It isn’t clear whether it occurred to anyone beforehand that the Super Six field might disintegrate before the tournament runs its course. But there is plenty of speculation about replacing Taylor, most of it centering around once-beaten Allan Green, who probably was the seventh choice for the six-man field anyway.

One account has Ward’s promoter Dan Goossen proposing an elimination between Green (who plodded to a victory over previously unbeaten Tarvis Simms on Oct. 2) and Edison Miranda (who beat Green in 2007, lost to Ward in May, subsequently joined Goossen-Tutor, and knocked out young Francisco Sierra in the first round Thursday in Lemoore, Calif.), but Miranda has lost four fights since he beat Green, two of them to Abraham, and is less proven at 168 pounds than Green.

Lucian Bute would be a better choice to replace Taylor, but if he were available, he’d have been in this field in the first place. As soon as Taylor announces his retirement, or that he can’t adhere to the Super Six schedule, he should be replaced by Green.

The way the points format in the tournament works, Green would sustain an immediate handicap, with one opportunity fewer than the others to score points in the first stage. But Green surely would welcome the opportunity. The Green-Taylor swap also might be a bit unfair to Arthur Abraham, even though he would retain the three points he earned the hard way Saturday by knocking out Taylor in the ring.

But it would keep the tournament going without much of a hitch, considering Saturday’s damage, some of which Showtime executive Ken Hershman chooses not to acknowledge.

"The launch was great,” he said. “The production was great. Carl Froch sold more tickets than he had ever sold with over 10,000 people in Nottingham, and Arthur Abraham sold out his arena with over 14,000 people.”

Nottingham has been starved for someone to love ever since Robin Hood stopped taking from the rich and giving to the poor more than 500 years ago.
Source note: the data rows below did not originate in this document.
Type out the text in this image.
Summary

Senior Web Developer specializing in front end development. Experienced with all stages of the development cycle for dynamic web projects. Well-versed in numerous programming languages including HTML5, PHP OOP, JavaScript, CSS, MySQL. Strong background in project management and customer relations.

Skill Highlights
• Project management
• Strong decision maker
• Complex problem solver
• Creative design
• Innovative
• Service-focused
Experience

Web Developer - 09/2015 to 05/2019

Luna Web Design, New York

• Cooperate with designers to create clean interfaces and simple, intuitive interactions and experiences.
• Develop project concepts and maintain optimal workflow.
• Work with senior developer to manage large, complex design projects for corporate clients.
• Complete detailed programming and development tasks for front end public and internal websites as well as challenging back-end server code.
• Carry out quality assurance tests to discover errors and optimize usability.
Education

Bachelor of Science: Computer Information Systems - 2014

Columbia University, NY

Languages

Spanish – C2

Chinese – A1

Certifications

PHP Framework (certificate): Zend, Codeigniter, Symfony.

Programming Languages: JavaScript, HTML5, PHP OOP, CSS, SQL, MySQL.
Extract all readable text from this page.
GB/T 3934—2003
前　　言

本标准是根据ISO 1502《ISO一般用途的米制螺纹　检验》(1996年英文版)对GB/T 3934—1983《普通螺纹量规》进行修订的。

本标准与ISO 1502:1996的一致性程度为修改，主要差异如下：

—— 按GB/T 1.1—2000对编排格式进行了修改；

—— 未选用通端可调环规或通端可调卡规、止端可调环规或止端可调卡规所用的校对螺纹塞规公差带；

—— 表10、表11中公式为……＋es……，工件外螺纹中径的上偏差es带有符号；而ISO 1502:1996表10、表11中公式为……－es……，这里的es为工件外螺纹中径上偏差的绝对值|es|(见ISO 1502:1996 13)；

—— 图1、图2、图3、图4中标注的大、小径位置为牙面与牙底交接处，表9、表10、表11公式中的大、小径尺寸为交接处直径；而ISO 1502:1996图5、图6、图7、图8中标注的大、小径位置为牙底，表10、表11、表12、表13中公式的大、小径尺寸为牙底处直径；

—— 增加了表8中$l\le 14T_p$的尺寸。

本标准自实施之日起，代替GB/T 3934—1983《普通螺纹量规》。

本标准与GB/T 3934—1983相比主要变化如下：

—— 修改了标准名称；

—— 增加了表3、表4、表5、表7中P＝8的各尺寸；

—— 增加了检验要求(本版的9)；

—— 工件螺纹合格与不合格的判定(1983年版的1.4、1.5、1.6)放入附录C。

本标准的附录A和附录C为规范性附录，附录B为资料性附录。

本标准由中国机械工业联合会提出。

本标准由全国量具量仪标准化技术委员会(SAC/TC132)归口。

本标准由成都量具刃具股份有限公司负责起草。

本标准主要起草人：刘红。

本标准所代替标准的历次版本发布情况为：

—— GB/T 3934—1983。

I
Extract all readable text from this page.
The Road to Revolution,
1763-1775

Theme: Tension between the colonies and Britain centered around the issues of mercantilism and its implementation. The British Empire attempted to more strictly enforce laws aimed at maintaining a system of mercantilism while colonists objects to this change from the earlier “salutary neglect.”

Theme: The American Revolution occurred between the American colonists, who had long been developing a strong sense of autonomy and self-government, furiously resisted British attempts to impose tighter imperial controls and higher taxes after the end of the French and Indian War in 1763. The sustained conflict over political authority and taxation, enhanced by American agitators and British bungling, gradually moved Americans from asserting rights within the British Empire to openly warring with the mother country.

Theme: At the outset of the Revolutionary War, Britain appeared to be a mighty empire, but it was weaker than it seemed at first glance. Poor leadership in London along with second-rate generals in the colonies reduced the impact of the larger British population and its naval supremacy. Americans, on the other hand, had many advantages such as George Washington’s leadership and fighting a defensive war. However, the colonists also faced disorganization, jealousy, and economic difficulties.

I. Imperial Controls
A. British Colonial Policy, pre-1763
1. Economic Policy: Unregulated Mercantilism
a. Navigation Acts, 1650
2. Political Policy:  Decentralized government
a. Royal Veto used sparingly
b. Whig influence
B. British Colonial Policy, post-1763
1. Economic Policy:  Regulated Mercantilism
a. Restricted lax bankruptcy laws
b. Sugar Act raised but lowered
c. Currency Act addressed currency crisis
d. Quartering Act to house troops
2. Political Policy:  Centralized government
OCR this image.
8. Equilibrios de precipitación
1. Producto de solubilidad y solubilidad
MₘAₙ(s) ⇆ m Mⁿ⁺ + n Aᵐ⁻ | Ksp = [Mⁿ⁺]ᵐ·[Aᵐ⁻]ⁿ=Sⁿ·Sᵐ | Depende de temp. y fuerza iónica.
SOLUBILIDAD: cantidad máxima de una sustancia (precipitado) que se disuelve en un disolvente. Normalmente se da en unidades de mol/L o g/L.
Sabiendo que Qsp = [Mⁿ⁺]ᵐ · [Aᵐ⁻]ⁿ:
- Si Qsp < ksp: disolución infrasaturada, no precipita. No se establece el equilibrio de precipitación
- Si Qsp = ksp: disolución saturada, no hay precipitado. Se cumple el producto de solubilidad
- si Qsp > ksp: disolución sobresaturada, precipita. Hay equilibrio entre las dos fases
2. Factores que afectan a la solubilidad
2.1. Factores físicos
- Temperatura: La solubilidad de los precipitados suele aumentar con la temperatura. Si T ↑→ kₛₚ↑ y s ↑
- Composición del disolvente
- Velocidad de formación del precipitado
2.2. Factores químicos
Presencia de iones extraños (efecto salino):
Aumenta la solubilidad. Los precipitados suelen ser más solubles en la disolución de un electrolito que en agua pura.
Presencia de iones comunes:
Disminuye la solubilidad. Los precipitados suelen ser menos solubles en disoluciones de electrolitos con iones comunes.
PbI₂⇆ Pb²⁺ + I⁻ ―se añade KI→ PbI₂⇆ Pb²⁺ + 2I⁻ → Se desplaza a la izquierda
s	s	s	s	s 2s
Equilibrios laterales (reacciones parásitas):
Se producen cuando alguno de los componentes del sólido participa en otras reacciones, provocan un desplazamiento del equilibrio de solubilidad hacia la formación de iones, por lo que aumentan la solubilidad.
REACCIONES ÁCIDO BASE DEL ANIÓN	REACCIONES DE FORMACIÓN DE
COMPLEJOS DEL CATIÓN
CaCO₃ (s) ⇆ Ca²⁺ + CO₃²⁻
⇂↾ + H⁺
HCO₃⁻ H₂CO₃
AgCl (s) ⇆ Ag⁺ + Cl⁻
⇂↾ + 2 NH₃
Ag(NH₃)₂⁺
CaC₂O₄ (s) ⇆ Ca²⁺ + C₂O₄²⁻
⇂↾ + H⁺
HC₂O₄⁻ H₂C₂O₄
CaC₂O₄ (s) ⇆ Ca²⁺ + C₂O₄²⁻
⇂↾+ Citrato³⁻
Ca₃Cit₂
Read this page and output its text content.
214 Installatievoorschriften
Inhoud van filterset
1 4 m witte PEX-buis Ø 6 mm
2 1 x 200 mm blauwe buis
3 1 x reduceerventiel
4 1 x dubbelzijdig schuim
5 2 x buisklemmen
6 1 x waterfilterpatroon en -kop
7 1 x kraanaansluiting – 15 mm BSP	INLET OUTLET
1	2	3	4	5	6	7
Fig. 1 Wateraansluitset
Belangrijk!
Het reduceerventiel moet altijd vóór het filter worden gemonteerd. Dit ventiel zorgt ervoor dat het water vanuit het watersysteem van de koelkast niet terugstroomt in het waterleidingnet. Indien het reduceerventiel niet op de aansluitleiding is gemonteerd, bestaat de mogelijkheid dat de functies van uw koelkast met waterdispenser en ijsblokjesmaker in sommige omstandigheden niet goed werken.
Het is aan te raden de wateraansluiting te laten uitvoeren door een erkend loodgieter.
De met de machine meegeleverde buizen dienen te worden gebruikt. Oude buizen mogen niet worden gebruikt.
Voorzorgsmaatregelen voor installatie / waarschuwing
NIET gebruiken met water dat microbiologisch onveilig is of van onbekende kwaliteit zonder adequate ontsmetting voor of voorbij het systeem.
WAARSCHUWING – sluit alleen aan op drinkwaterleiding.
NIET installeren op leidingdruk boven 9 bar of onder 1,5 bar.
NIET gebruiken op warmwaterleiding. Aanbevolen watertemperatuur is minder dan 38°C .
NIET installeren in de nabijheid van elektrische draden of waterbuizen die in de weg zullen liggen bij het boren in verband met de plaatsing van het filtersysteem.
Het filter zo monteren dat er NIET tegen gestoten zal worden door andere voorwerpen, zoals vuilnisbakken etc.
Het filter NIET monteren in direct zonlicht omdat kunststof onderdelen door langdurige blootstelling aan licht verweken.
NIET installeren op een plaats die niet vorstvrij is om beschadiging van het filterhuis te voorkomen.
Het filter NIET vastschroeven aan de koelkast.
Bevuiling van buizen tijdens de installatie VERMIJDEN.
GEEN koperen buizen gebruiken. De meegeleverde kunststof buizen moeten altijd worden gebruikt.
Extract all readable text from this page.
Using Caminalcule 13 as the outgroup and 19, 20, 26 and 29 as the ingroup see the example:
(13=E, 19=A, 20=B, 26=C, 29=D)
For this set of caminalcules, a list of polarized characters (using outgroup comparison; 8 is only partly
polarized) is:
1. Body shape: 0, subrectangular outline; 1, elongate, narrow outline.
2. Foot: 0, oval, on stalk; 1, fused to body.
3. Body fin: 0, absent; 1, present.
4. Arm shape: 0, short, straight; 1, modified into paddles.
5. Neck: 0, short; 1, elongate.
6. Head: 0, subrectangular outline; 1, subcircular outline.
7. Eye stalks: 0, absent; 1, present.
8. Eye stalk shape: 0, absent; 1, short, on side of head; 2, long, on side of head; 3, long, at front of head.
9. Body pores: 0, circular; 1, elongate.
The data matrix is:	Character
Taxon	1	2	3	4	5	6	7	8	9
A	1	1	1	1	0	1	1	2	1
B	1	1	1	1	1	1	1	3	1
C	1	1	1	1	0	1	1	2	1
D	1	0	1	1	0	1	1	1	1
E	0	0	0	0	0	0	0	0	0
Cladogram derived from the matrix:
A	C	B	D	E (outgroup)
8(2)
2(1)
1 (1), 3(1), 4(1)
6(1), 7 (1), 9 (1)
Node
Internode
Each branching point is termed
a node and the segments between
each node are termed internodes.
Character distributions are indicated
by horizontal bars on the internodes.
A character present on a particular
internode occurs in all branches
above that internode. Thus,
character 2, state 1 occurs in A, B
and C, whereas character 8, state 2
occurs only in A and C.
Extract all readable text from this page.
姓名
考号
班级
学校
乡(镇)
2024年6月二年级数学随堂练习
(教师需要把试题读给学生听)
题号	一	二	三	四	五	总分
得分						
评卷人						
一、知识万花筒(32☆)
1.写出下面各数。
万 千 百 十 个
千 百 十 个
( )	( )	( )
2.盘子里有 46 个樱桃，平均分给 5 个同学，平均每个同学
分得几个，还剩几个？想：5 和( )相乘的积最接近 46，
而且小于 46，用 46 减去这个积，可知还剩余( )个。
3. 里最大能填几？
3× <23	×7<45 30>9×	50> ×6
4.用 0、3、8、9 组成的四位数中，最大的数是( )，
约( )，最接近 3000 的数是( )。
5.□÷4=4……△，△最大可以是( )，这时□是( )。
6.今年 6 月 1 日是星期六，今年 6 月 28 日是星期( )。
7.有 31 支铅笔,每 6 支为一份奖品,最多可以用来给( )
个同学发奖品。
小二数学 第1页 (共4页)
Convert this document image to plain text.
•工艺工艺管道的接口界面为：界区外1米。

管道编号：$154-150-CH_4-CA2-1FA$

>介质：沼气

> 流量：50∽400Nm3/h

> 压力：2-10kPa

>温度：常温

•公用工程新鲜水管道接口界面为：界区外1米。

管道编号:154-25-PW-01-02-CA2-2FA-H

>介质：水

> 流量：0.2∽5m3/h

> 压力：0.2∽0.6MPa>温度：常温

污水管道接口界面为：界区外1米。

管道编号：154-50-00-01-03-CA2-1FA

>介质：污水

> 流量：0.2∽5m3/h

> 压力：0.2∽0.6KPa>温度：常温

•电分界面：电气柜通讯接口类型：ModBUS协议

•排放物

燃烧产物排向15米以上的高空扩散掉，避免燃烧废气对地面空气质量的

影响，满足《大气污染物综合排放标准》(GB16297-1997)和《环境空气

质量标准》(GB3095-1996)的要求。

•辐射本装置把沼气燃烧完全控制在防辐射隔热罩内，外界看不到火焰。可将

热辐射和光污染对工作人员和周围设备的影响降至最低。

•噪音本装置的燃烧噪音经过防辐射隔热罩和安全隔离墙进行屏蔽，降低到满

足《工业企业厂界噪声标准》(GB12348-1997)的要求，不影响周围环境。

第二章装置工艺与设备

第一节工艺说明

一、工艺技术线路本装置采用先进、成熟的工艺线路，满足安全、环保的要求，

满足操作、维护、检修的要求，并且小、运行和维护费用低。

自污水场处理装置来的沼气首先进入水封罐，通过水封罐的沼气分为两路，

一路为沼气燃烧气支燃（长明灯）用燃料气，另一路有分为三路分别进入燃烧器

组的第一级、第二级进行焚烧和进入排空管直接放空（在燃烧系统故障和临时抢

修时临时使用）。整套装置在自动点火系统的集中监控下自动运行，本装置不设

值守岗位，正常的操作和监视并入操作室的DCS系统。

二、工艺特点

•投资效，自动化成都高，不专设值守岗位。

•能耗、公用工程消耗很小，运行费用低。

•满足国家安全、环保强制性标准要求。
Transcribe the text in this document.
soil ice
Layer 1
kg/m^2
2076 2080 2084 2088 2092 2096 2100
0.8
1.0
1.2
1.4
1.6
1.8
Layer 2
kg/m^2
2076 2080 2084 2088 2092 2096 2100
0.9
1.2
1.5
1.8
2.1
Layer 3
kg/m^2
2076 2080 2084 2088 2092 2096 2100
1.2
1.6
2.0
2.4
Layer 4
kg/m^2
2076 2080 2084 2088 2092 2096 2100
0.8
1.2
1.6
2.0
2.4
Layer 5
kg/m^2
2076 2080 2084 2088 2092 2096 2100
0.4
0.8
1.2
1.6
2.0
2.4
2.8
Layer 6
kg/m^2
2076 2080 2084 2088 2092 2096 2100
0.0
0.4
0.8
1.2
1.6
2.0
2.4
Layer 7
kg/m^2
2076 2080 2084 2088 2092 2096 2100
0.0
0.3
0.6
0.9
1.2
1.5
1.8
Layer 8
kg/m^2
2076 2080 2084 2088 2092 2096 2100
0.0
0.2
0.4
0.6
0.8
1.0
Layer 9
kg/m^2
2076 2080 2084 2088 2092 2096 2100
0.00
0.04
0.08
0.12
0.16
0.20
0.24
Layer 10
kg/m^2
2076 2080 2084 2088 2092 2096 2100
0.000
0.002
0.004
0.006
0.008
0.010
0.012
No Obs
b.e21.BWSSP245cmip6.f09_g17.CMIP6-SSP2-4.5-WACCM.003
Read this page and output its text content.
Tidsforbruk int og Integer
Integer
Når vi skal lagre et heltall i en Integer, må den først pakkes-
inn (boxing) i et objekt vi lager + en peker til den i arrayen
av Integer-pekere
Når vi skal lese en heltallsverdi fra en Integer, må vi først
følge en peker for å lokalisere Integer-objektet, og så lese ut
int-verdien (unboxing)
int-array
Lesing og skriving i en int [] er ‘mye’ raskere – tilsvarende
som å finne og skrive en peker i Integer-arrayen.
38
Elsewhere, Froch slid Saturday from arguably the most lovable man in the tournament to least lovable with his boorish behavior and filthy fighting, even if he does have a hot girlfriend who mitigates some of the distaste he’s generating.

And the Super Six still has Ward and Mikkel Kessler (fighting each other Nov. 21 in Oakland) as well as Abraham – and Dirrell, don’t forget – to mitigate the early distaste the tournament has generated.

If Ward and Kessler fight a classic, and if the Taylor situation is handled well, the Super Six may yet fulfill its promise.

SUPER SIX FORMAT: Each boxer fights three bouts against different opponents in the field in the points-based Group Stage of competition (A win generates two points, with a one point bonus for a knockout or TKO; a loss earns no points; and a draw earns one). After the Group Stage, the four fighters with the highest point totals will advance to the single-elimination semifinals. The two winners of the semifinals will fight for the Super Six World Boxing Classic trophy.